36 Want David zelf heeft door den Heiligen Geest gezegd: De Heere heeft gezegd tot mijn Heere: Zit aan Mijn rechter hand, totdat Ik Uw vijanden zal gezet hebben tot een voetbank Uwer voeten.
37 David dan zelf noemt Hem zijn Heere, en hoe is Hij zijn Zoon? En de menigte der schare hoorde Hem gaarne.
38 En Hij zeide tot hen in Zijn leer: Wacht u voor de schriftgeleerden, die daar gaarne willen wandelen in lange klederen, en gegroet zijn op de markten;
39 En de voorgestoelten hebben in de synagogen, en de vooraanzittingen in de maaltijden;
40 Welke de huizen der weduwen opeten, en dat onder den schijn van lang te bidden. Dezen zullen zwaarder oordeel ontvangen.

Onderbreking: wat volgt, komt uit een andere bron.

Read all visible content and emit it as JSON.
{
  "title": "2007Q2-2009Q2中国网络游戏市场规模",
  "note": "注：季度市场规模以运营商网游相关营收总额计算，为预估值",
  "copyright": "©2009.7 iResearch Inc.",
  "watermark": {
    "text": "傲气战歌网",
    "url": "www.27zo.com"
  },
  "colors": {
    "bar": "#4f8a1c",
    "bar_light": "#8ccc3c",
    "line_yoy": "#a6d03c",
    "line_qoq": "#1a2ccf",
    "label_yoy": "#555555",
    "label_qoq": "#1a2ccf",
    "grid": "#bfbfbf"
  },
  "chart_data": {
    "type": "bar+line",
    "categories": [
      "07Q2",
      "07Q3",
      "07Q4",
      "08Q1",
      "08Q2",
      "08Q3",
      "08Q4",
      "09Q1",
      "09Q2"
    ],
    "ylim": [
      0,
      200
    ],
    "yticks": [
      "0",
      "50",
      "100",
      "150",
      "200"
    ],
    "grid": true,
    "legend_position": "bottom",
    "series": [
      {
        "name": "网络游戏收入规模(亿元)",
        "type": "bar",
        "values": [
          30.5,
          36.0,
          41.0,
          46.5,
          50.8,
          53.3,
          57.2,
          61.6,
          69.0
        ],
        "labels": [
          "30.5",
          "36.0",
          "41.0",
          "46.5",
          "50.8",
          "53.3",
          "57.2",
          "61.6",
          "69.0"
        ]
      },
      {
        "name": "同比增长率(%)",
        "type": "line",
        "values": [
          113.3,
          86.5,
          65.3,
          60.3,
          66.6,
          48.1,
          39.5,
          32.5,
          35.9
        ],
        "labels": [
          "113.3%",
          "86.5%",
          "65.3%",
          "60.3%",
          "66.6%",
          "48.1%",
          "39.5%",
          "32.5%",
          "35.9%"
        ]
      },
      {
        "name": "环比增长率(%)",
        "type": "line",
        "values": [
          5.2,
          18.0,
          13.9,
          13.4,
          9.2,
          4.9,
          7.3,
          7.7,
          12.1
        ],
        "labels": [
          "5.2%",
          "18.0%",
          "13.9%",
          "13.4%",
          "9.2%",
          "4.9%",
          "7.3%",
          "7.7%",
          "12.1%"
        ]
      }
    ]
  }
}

41 En Jezus, gezeten zijnde tegenover de schatkist, zag, hoe de schare geld wierp in de schatkist; en vele rijken wierpen veel daarin.
42 En er kwam een arme weduwe, die twee kleine penningen daarin wierp, hetwelk is een oort.
43 En Jezus, Zijn discipelen tot Zich geroepen hebbende, zeide tot hen: Voorwaar, Ik zeg u, dat deze arme weduwe meer ingeworpen heeft, dan allen, die in de schatkist geworpen hebben.
44 Want zij allen hebben van hun overvloed daarin geworpen; maar deze heeft van haar gebrek, al wat zij had, daarin geworpen, haar ganse leeftocht.